Tak hanya PT STM, perhatian masyarakat juga tertuju pada proyek geothermal yang dijalankan oleh entitas lain, seperti PT STG. Warga mempertanyakan transparansi pelaksanaan proyek, proses konsultasi publik, serta potensi dampak ekologis yang dinilai belum disampaikan secara terbuka dan menyeluruh.

Hingga saat ini, belum ada pernyataan resmi yang menyebutkan kondisi darurat akibat proyek-proyek tersebut. Namun, opini publik terus menghangat karena masyarakat menilai pelaksanaan proyek berjalan lebih cepat dibanding dialog dan pelibatan warga yang seharusnya menjadi dasar.

Gelombang kritik ini mencerminkan kekecewaan yang lebih luas terhadap tata kelola sumber daya alam di Indonesia. Publik menilai pola lama—minim keterbukaan, partisipasi masyarakat yang terbatas, serta janji kesejahteraan yang belum terwujud—masih terus berulang.

Dalam penutup pernyataannya, Bukhari menggambarkan keresahan warga dengan nada emosional. Ia menilai bahwa masyarakat kerap ditinggalkan untuk menanggung dampak setelah sumber daya dieksploitasi, sementara perusahaan dan pemangku kebijakan seolah tetap berjalan tanpa beban moral.

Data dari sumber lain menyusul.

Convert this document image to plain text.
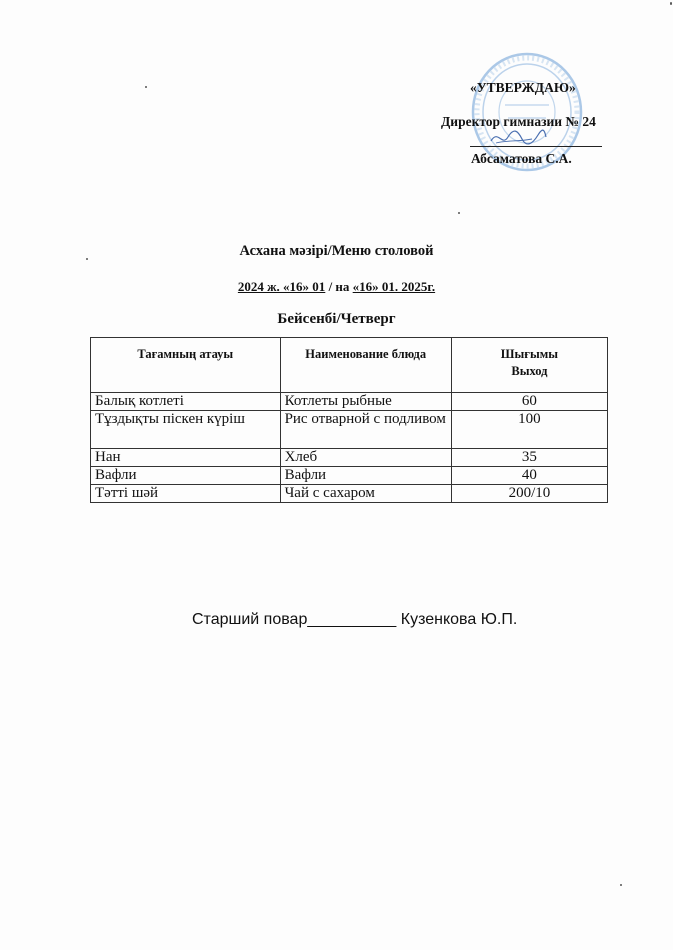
«УТВЕРЖДАЮ»
Директор гимназии № 24
Абсаматова С.А.
Асхана мәзірі/Меню столовой
2024 ж. «16» 01 / на «16» 01. 2025г.
Бейсенбі/Четверг
Тағамның атауы	Наименование блюда	Шығымы
Выход
Балық котлеті	Котлеты рыбные	60
Тұздықты піскен күріш	Рис отварной с подливом	100
Нан	Хлеб	35
Вафли	Вафли	40
Тәтті шәй	Чай с сахаром	200/10
Старший повар__________ Кузенкова Ю.П.
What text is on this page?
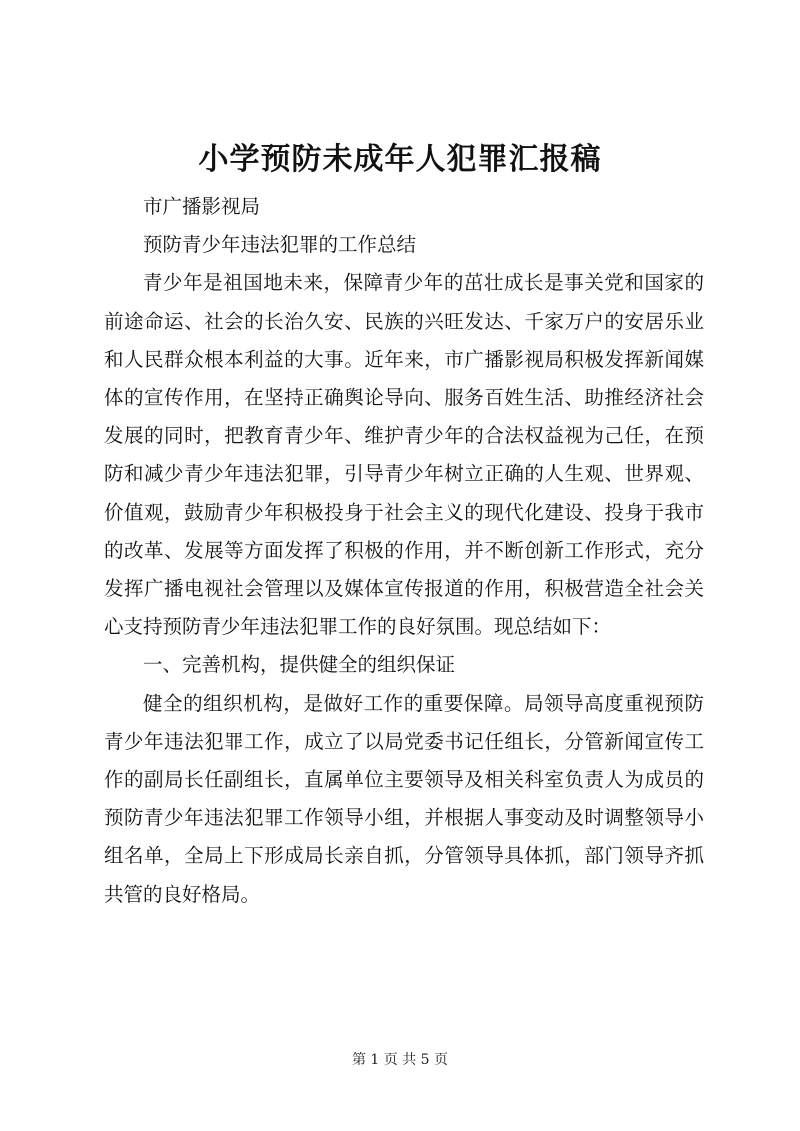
小学预防未成年人犯罪汇报稿

市广播影视局

预防青少年违法犯罪的工作总结

青少年是祖国地未来，保障青少年的茁壮成长是事关党和国家的前途命运、社会的长治久安、民族的兴旺发达、千家万户的安居乐业和人民群众根本利益的大事。近年来，市广播影视局积极发挥新闻媒体的宣传作用，在坚持正确舆论导向、服务百姓生活、助推经济社会发展的同时，把教育青少年、维护青少年的合法权益视为己任，在预防和减少青少年违法犯罪，引导青少年树立正确的人生观、世界观、价值观，鼓励青少年积极投身于社会主义的现代化建设、投身于我市的改革、发展等方面发挥了积极的作用，并不断创新工作形式，充分发挥广播电视社会管理以及媒体宣传报道的作用，积极营造全社会关心支持预防青少年违法犯罪工作的良好氛围。现总结如下：

一、完善机构，提供健全的组织保证

健全的组织机构，是做好工作的重要保障。局领导高度重视预防青少年违法犯罪工作，成立了以局党委书记任组长，分管新闻宣传工作的副局长任副组长，直属单位主要领导及相关科室负责人为成员的预防青少年违法犯罪工作领导小组，并根据人事变动及时调整领导小组名单，全局上下形成局长亲自抓，分管领导具体抓，部门领导齐抓共管的良好格局。

第 1 页 共 5 页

“Ketika tanah retak dan air menghilang, kami yang tinggal menanggung akibatnya,” tulisnya, menegaskan bahwa kritik ini bukan semata kemarahan personal, melainkan jeritan kolektif di tengah duka ekologis bangsa. (Nasaruddin Pers)

Please follow and like us:

Tinggalkan Balasan

Alamat email Anda tidak akan dipublikasikan. Ruas yang wajib ditandai *

Enjoy this blog? Please spread the word :)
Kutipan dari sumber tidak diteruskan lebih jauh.